- Знаете, как мы поступали в таких случаях, - сказал я, - во время подавления Тамбовского мятежа, в двадцать первом. Я имею ввиду тысяча девятьсот двадцать первый, - добавил я, чтобы не возникло путаницы в летоисчислении.
- Ты и там успел отметиться? - удивилась Марина, на мгновение позабыв о высоком собрании генералов и чиновников.
- Почти сразу после Кронштадского мятежа, - больше для всех, чем лично Марине, начал рассказ я, - Тухачевского-гэнсуй отправили командовать войсками против мятежников Тамбовской губернии. Гэнсуй хотел снова доказать преимущество новейшей техники, а именно БМА. Поэтому потащил и наш отряд за собой. Ведь, по сути, мы были единственными более-менее опытными пилотами БМА во всей Советской России.
Май 1921 года, Тамбовская губерния
Те дни я запомнил слишком хорошо. Даже чересчур хорошо для человека, который, как говорится, не просыхал все несколько месяцев кряду. Пилотам БМА, не смотря на суровую дисциплину, которую начали насаждать в Красной Армии после Польской войны, прощали всё. Наверное, как и артиллеристам. Ибо и нам, и им приходилось видеть настолько кошмарные вещи, что кровь стыла в жилах. И это ничуть не преувеличение. Гаубицы зашвыривали леса, деревни и хутора химическими снарядами. А потом приходили мы.
Во взводах были преимущественно БМА "Пламя Революции" и "Могильщики капитала" - это странное название получила огнемётная модификация немецких БМА "Кампфпанцер". Но это было ещё не так страшно, ведь в лагерях восставших крестьян, их деревнях и на хуторах, ещё затянутых противным дымком от газовых снарядов, мы находили только трупы. А если попадались живые, то он имели такой кошмарный вид, что сжечь их струёй пламени было простым милосердием.
Хуже было, когда приходили в деревни, которые не "обрабатывала" наша артиллерия. И таких было всё больше с каждым днём.

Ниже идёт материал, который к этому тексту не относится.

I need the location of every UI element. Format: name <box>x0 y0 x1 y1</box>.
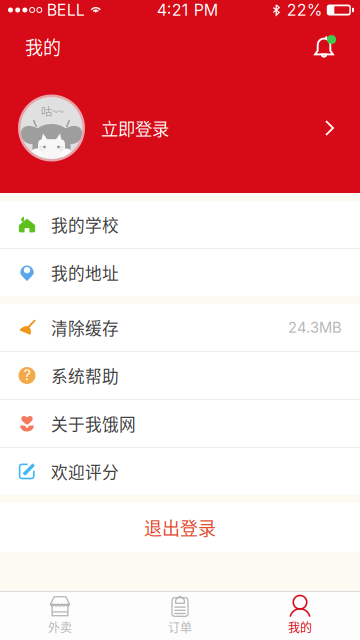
button[interactable]: ? <box>0 352 360 399</box>
staticText: 22% <box>287 0 323 20</box>
staticText: 立即登录 <box>101 116 169 141</box>
button[interactable]: 我的地址 <box>0 249 360 296</box>
button[interactable]: 清除缓存 <box>0 304 360 351</box>
staticText: 咕~~ <box>41 103 64 119</box>
button[interactable]: 欢迎评分 <box>0 448 360 495</box>
staticText: 我的学校 <box>51 212 119 236</box>
staticText: 4:21 PM <box>157 0 218 20</box>
staticText: 我的 <box>288 618 312 636</box>
button[interactable]: 退出登录 <box>0 503 360 552</box>
staticText: 外卖 <box>48 618 72 636</box>
staticText: 退出登录 <box>144 514 216 541</box>
staticText: 订单 <box>168 618 192 636</box>
staticText: 我的地址 <box>51 260 119 284</box>
staticText: BELL <box>47 0 85 20</box>
staticText: 24.3MB <box>288 319 342 336</box>
button[interactable]: 订单 <box>120 591 240 640</box>
staticText: ? <box>24 366 30 384</box>
staticText: 清除缓存 <box>51 315 119 340</box>
staticText: 关于我饿网 <box>51 411 136 436</box>
button[interactable]: 外卖 <box>0 591 120 640</box>
staticText: 我的 <box>25 34 61 60</box>
button[interactable]: 咕~~ <box>0 73 360 193</box>
staticText: 欢迎评分 <box>51 459 119 484</box>
button[interactable]: Notifications <box>304 26 344 66</box>
button[interactable]: 我的学校 <box>0 201 360 248</box>
button[interactable]: 关于我饿网 <box>0 400 360 447</box>
staticText: 系统帮助 <box>51 363 119 388</box>
button[interactable]: 我的 <box>240 591 360 640</box>
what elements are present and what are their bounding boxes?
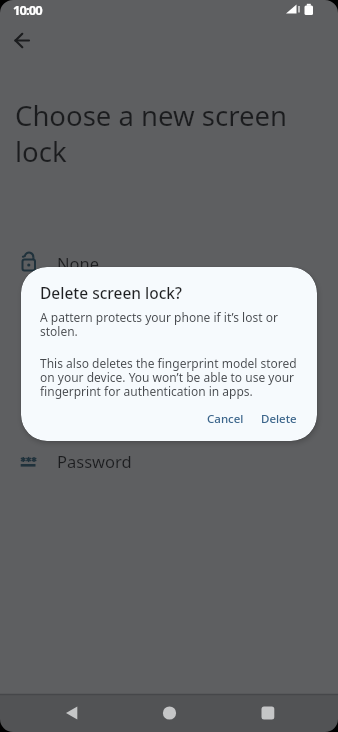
staticText: Password [57,450,132,472]
staticText: This also deletes the fingerprint model … [40,355,297,400]
button[interactable] [48,694,96,732]
button[interactable]: None [0,246,338,282]
staticText: 10:00 [13,1,42,19]
staticText: A pattern protects your phone if it’s lo… [40,309,278,340]
button[interactable]: Cancel [203,409,248,429]
button[interactable] [2,21,42,61]
staticText: None [57,252,100,274]
button[interactable]: Delete [257,409,301,429]
staticText: Delete screen lock? [40,282,182,303]
staticText: Delete [261,411,297,427]
button[interactable] [244,694,292,732]
button[interactable] [145,694,193,732]
staticText: Cancel [207,411,244,427]
staticText: Choose a new screen lock [15,97,287,170]
button[interactable]: Password [0,444,338,480]
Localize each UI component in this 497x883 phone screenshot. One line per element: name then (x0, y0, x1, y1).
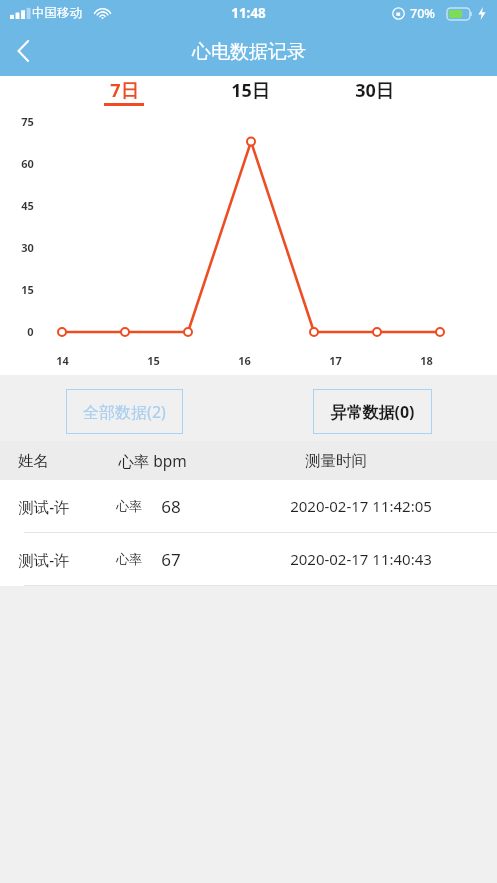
button[interactable]: 15日 (218, 76, 282, 110)
staticText: 异常数据(0) (330, 401, 415, 423)
staticText: 7日 (110, 78, 139, 103)
staticText: 心率 bpm (118, 450, 187, 471)
staticText: 11:48 (231, 4, 266, 22)
button[interactable]: 测试-许 (0, 533, 497, 585)
staticText: 0 (27, 324, 34, 339)
staticText: 心率 (116, 498, 142, 514)
staticText: 17 (329, 353, 342, 368)
button[interactable]: 7日 (96, 76, 152, 110)
button[interactable]: 返回 (0, 26, 46, 76)
staticText: 15日 (231, 78, 270, 103)
button[interactable]: 异常数据(0) (313, 389, 432, 434)
staticText: 45 (21, 198, 34, 213)
staticText: 15 (21, 282, 34, 297)
staticText: 14 (56, 353, 69, 368)
staticText: 15 (147, 353, 160, 368)
button[interactable]: 全部数据(2) (66, 389, 183, 434)
staticText: 67 (161, 548, 181, 571)
staticText: 2020-02-17 11:40:43 (290, 549, 432, 569)
staticText: 心电数据记录 (192, 40, 306, 64)
staticText: 测量时间 (305, 451, 367, 471)
staticText: 75 (21, 114, 34, 129)
staticText: 30 (21, 240, 34, 255)
staticText: 测试-许 (18, 549, 70, 570)
staticText: 姓名 (18, 451, 49, 471)
button[interactable]: 测试-许 (0, 480, 497, 532)
staticText: 2020-02-17 11:42:05 (290, 496, 432, 516)
staticText: 68 (161, 495, 181, 518)
staticText: 30日 (355, 78, 394, 103)
staticText: 测试-许 (18, 496, 70, 517)
staticText: 16 (238, 353, 251, 368)
button[interactable]: 30日 (342, 76, 406, 110)
staticText: 全部数据(2) (83, 401, 166, 423)
staticText: 心率 (116, 551, 142, 567)
staticText: 中国移动 (32, 5, 82, 21)
staticText: 70% (410, 5, 435, 22)
staticText: 18 (420, 353, 433, 368)
staticText: 60 (21, 156, 34, 171)
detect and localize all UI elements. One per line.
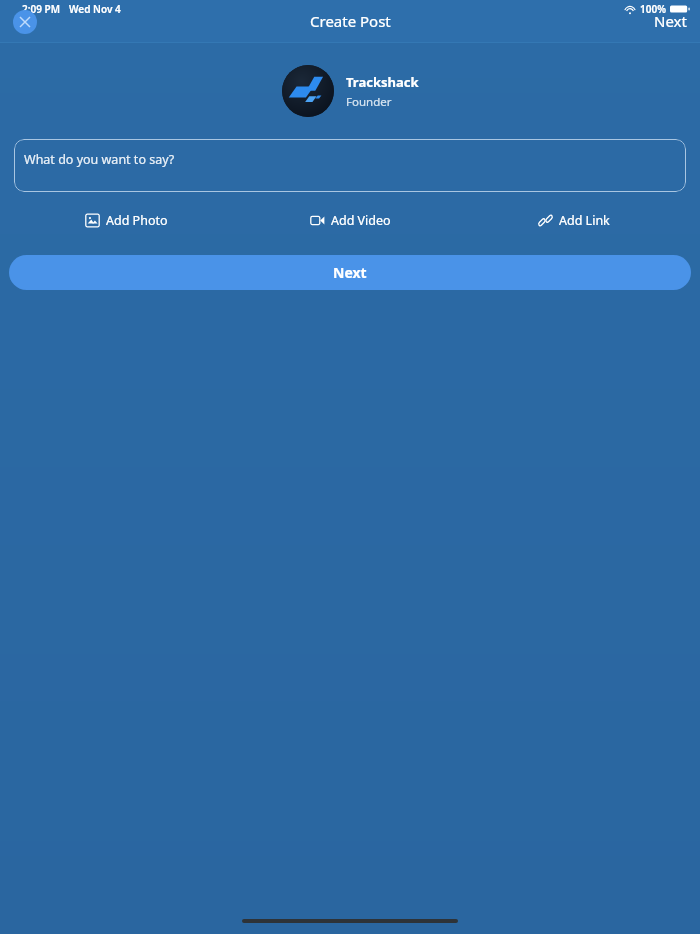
staticText: Add Link [559,212,610,229]
button[interactable]: Add Photo [81,208,172,233]
staticText: Next [654,11,687,31]
button[interactable]: Close [13,10,37,34]
button[interactable]: Add Video [306,208,395,233]
button[interactable]: Next [9,255,691,290]
staticText: 100% [640,2,666,16]
staticText: Add Video [331,212,391,229]
button[interactable]: Next [654,11,687,31]
staticText: Next [333,263,367,282]
staticText: Wed Nov 4 [69,2,121,16]
button[interactable]: What do you want to say? [14,139,686,192]
staticText: 2:09 PM [22,2,60,16]
staticText: Founder [346,94,392,110]
staticText: Create Post [310,11,391,31]
staticText: Trackshack [346,73,419,91]
staticText: Add Photo [106,212,168,229]
staticText: What do you want to say? [24,151,175,168]
button[interactable]: Add Link [534,208,614,233]
button[interactable] [282,65,334,117]
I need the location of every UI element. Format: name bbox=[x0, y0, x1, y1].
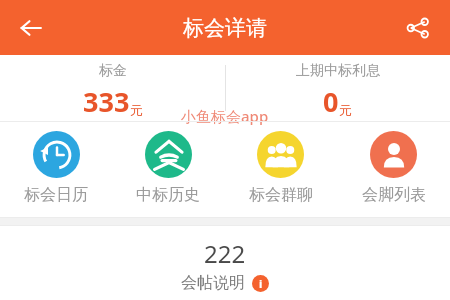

Война - это более-менее упорядоченный бардак. И чем дольше она длится, тем больше бардака - и меньше порядка. Но самым вопиющим был случай с безымянной деревенькой. Почти в самом конце той кампании против озверевших повстанцев.
- Как хоть зовётся эта дыра, товарищи средний комсостав? - поинтересовался Макаров.
- Сто раз она мне сдалась, товарищ Макаров, - ответил Костиков.
Воевали мы прежней тройкой, той же, что штурмовала не так давно мятежный Кронштадт. Правда, Макаров и я сменили БМА. Я теперь сражался на новеньком "Могильщике капитала", бывшем немецком "Кампфпанцере", со спаренными пулемётами на руках; а получивший новое звание помкомроты Макаров пересел на новую модификацию "Кавалера". Откуда КБ получил эти модели для обкатки, я слабо себе представлял, если честно. Да и думать сейчас об этом не стоило. И лишь Костиков дрался на том же самого "Пламени Революции".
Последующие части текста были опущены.